На утренний доклад я принёс, завёрнутым в мятую газету, тот самый ключ, о котором уже было известно даже командующему Тихоокеанским флотом, а может уже и Главкому ВМФ. Все выслушали очередную порцию утренней рутины и приготовились к гвоздю программы: очередной взбучке старшего лейтенанта Солдатенкова А.Е., командира МПК-143, по поводу непринятия мер для подъёма бесценного инструмента. Я стоически выслушал очередную серию упрёков и угроз и совершенно буднично положил предмет разговора на стол командира дивизиона. Что подумал в этот момент комдив неизвестно, явно ничего хорошего, но победителей не судят, пришлось потерпеть в свою очередь и ему. Самое печальное, что нельзя было разглашать способ подъёма ключа и, как следствие, представлять главного героя — старшего матроса Галилова к поощрению за грамотные и самоотверженные действия в необычайной ситуации. На вопрос комдива: «Как вам это удалось?» Пришлось покривить душой и сказать, что всю ночь кидали магнит от списанного магнетрона, привязанный на капроновом конце, в пространство между крышкой шахты ПОУ и нижней частью контейнера и, в конце концов, вытащили ключ. За всеобщим удовлетворением и ликованием руководства было забыто (или сделан вид, что забыто), что ключ изготовлен из немагнитного металла — титана.

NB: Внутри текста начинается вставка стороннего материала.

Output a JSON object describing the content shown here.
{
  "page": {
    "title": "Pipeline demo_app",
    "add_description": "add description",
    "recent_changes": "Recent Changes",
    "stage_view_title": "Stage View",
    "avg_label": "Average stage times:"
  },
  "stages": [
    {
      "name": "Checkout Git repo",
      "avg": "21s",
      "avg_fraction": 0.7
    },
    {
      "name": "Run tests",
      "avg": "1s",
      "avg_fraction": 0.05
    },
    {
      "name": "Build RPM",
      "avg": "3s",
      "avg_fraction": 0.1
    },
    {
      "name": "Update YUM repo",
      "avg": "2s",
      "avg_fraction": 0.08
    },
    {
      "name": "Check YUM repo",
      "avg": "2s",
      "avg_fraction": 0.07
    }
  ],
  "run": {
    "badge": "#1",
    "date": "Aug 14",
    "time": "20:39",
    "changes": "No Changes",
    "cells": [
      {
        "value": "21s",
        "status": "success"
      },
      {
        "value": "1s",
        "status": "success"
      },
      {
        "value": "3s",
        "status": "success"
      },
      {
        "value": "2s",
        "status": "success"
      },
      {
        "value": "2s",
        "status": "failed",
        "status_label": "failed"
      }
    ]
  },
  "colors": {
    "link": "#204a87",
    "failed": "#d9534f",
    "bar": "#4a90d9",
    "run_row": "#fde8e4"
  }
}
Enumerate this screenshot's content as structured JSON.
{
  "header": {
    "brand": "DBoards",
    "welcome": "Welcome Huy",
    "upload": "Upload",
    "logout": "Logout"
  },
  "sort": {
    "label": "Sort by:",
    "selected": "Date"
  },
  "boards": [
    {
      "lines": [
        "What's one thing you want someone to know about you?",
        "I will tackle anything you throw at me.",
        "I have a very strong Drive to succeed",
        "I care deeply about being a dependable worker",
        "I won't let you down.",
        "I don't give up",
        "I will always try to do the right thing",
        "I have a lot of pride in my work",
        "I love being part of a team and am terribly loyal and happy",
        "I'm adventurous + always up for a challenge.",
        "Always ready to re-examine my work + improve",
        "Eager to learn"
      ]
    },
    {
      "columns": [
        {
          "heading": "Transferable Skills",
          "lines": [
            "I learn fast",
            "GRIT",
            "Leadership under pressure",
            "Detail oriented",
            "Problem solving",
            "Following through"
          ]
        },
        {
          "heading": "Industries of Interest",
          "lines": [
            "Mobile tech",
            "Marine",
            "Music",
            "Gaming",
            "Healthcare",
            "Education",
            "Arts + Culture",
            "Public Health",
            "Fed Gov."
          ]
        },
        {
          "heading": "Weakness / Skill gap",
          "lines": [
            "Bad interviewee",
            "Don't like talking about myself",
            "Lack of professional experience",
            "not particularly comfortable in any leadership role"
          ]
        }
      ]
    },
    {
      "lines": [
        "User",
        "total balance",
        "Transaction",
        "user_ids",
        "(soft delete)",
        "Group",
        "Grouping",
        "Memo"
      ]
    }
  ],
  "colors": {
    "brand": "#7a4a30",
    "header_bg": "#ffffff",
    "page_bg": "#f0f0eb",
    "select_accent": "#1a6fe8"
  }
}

В дальнейшем Галилов конечно был поощрён отпуском с выездом домой, но формулировка поощрения, к сожалению, была иная.
Разделка и герметизация узла крепления кабельтроса гарантийной бригадой была произведена за один рабочий день. Ещё световой день ушёл на выход в море и испытания контейнера на максимальную глубину погружения, а общий простой корабля составил неделю. Впоследствии я вспомнил о движении корабля в ходе госиспытаний в ледовых условиях с контейнером, не поднятым в шахту из-за неисправности гидравлической лебёдки, под гарантию ответсдатчика. Возможно, это были последствия того «гарантийного» плавания.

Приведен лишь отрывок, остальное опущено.